Cleveland was the leader of the pro-business Bourbon Democrats who opposed high tariffs, Free Silver, inflation, imperialism and subsidies to business, farmers or veterans. His battles for political reform and fiscal conservatism made him an icon for American conservatives. Cleveland won praise for his honesty, independence, integrity, and commitment to the principles of classical liberalism. As a reformer he worked indefatigably against political corruption, patronage, and bossism. His second term coincided with the Panic of 1893, a severe national depression that Cleveland was unable to reverse. It ruined his Democratic party, opening the way for Republican landslides in 1894 and 1896, and for the agrarian and silverite seizure of his Democratic party in 1896. The result was a political realignment that ended the Third Party System and launched the Fourth Party System and the Progressive Era.

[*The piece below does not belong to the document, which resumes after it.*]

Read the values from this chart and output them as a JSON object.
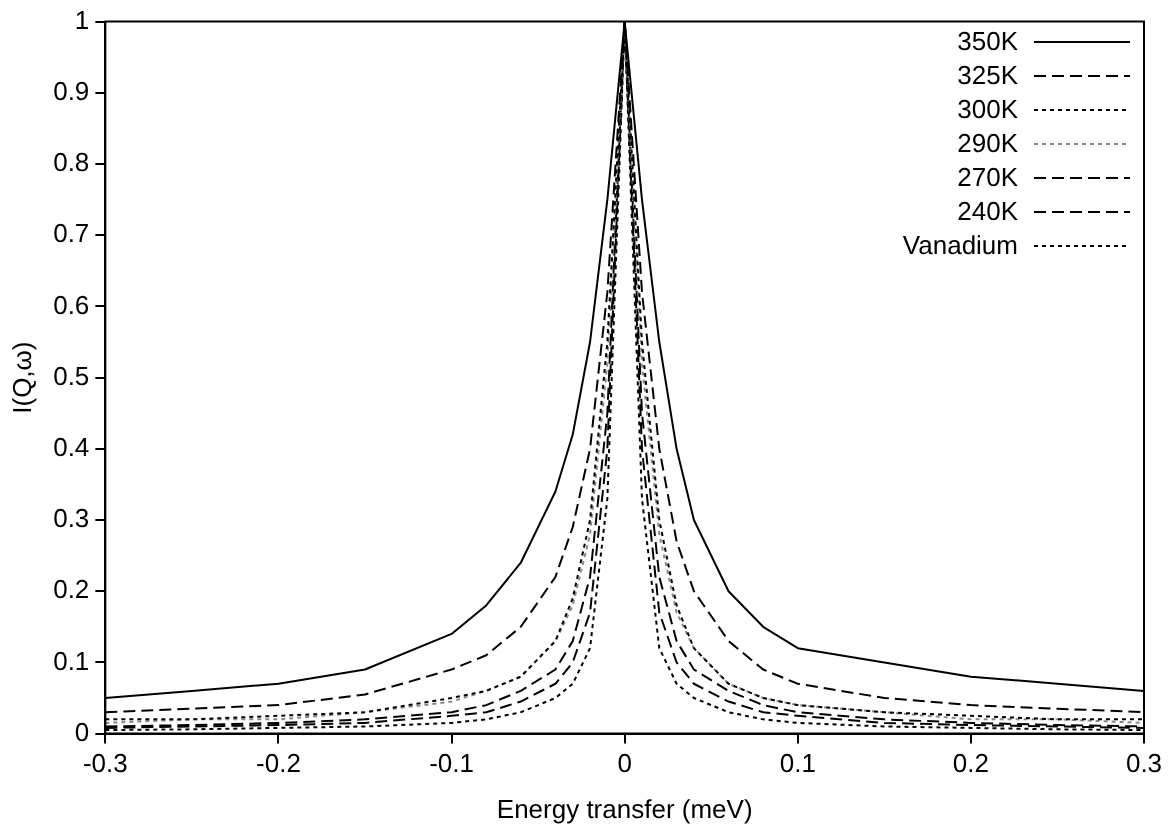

Cleveland took strong positions and in turn took heavy criticism. His intervention in the Pullman Strike of 1894 to keep the railroads moving angered labor unions nationwide and angered the party in Illinois; his support of the gold standard and opposition to Free Silver alienated the agrarian wing of the Democratic Party. Furthermore, critics complained that he had little imagination and seemed overwhelmed by the nation's economic disasters—depressions and strikes—in his second term. Even so, his reputation for honesty and good character survived the troubles of his second term. Biographer Allan Nevins wrote, "in Grover Cleveland the greatness lies in typical rather than unusual qualities. He had no endowments that thousands of men do not have. He possessed honesty, courage, firmness, independence, and common sense. But he possessed them to a degree other men do not."